When people talk about AI agents, attention tends to go first to prompts and loops. But in practice, details like startup optimization and other non-AI engineering work are often what determine how polished the product feels.

“Being visible” is not the same thing as “being open source”

Finally, I want to emphasize the most important point.

What became visible in this case was that some source code could be read because of the way published artifacts were left exposed. That is not the same thing as Anthropic officially releasing Claude Code as open source.

Those two things need to be kept clearly separate. Anthropic’s current terms include restrictions aimed at preventing the construction of competing products, service replication, and reverse engineering. So treating this as an interesting code-reading exercise is one thing; assuming that the code can therefore be freely reused or redistributed is something else entirely.

There is value in reading it. But “readable” and “freely usable” are not the same thing, and it is important not to blur that distinction.

Conclusion

What made this source-reading exercise interesting was not a generic takeaway like “Claude Code runs an agentic loop.” The more interesting part was seeing, in concrete form, which parts were made deterministic, which parts were injected as runtime context, and where the safety mechanisms were made deliberately thick.

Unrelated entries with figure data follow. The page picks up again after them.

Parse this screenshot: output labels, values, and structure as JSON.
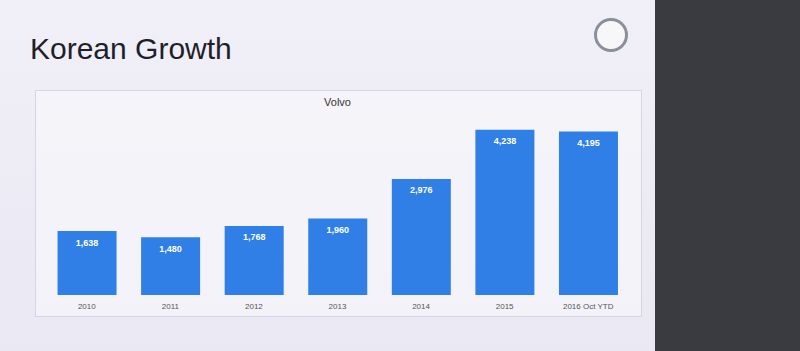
{
  "chart_data": {
    "type": "bar",
    "title": "Korean Growth",
    "subtitle": "Volvo",
    "categories": [
      "2010",
      "2011",
      "2012",
      "2013",
      "2014",
      "2015",
      "2016 Oct YTD"
    ],
    "values": [
      1638,
      1480,
      1768,
      1960,
      2976,
      4238,
      4195
    ],
    "value_labels": [
      "1,638",
      "1,480",
      "1,768",
      "1,960",
      "2,976",
      "4,238",
      "4,195"
    ],
    "color": "#2f7fe6",
    "ylim": [
      0,
      5000
    ],
    "data_labels": true,
    "tick_labels": "x",
    "grid": false
  }
}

At least within the portion that could be reconstructed, the prompts were more client-side than I expected, Bash was more heavily guarded than I expected, the tool surface was narrower than I expected, and the comments were more thoughtful than I expected. The overall codebase is well organized, but at the same time it still has a little of the human roughness you would expect in a real product—for example, the way prompt construction seems to be spread across multiple layers.

That mix of order and messiness is part of what makes the codebase interesting to me. In the end, that is what I wanted to capture in this memo.

Top comments (4)

Narnaiezzsshaa Truong • Apr 3

I love this—the way you framed it is exactly how engineers really learn: not from tutorials, but from walking through a real, imperfect, opinionated codebase and noticing what the builders cared about. What you captured is a deep technical ethnography of a codebase. That’s a niche skill. It’s also a rare pleasure.

Seb Hoek • Apr 4

Thanks for sharing this. Very insightful!

Jonathan Murray • Apr 6

Reading reconstructed source code is a fascinating way to understand a product's design philosophy. The context window management in particular is something a lot of teams building agents get wrong. Curious what surprised you most - did the tool use patterns match what you expected from the public docs, or were there things under the hood that looked quite different?

Teruo Kunihiro • Apr 7

Thanks . The broad patterns matched the public docs more or less, but the guardrails under the hood were thicker than I expected.